Om Malik provides a bigger picture of what widgets mean. Widgets are on the web. They’re on the desktop. Apple has built widgets into their OS. Widgets, Malik wrote for Business 2.0 “are part of a movement that’s exploding the Web into millions of tiny chunks and reassembling it for a new generation of Internet users.”

I’d argue that what we are really seeing is a whole new world of publishing that channels across the web. RSS is the transport for these media pieces. It is the syndication format that is under the hood, providing what it does best, horsepower and fast delivery to people wherever they may be. Most people may not know about RSS. But that’s not important. They’ll get the feeds that they want.

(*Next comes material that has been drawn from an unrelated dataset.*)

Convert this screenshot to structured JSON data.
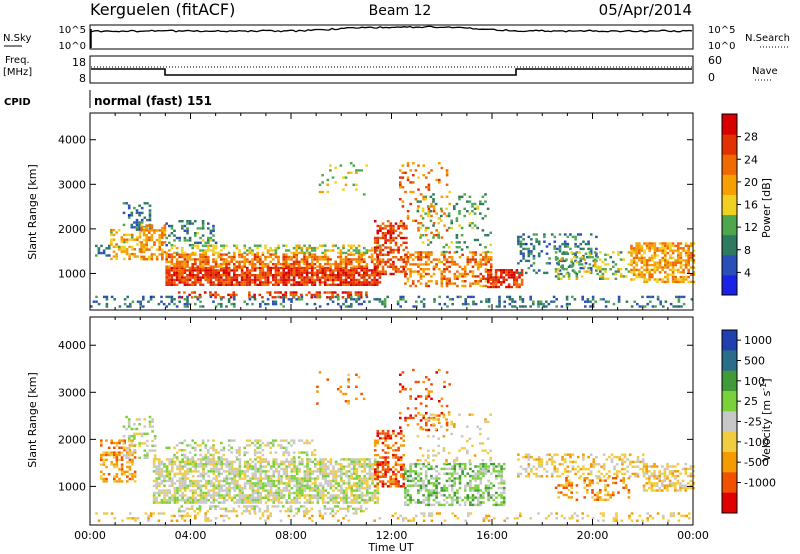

For instance, I check out Kris Krug’s flickr stream because his photos are so rock star. His photos are the main show. But what if I want to post his photos on my web site? I can use a widget from Flickr to get his photos posted on my blog sidebar as he updates his photo page.

Over the next year we’ll see photo feeds like the ones from Kris not just appearing in sidebar flickr badges. They’ll be seamlessly embedded into the blog entries themselves, no different than traditional static images. They’ll also be part of shows that mix the media from Kris and other talented people into micro channels, syndicated all over the web. In other words, they won’t just be sidebar fun. They’ll act as the next evolution of micro-publishing, where millions of tiny chunks of media get distributed to places where they are not just a sidebar gadget but serve as the main show themselves or as integral media elements within a larger HTML context.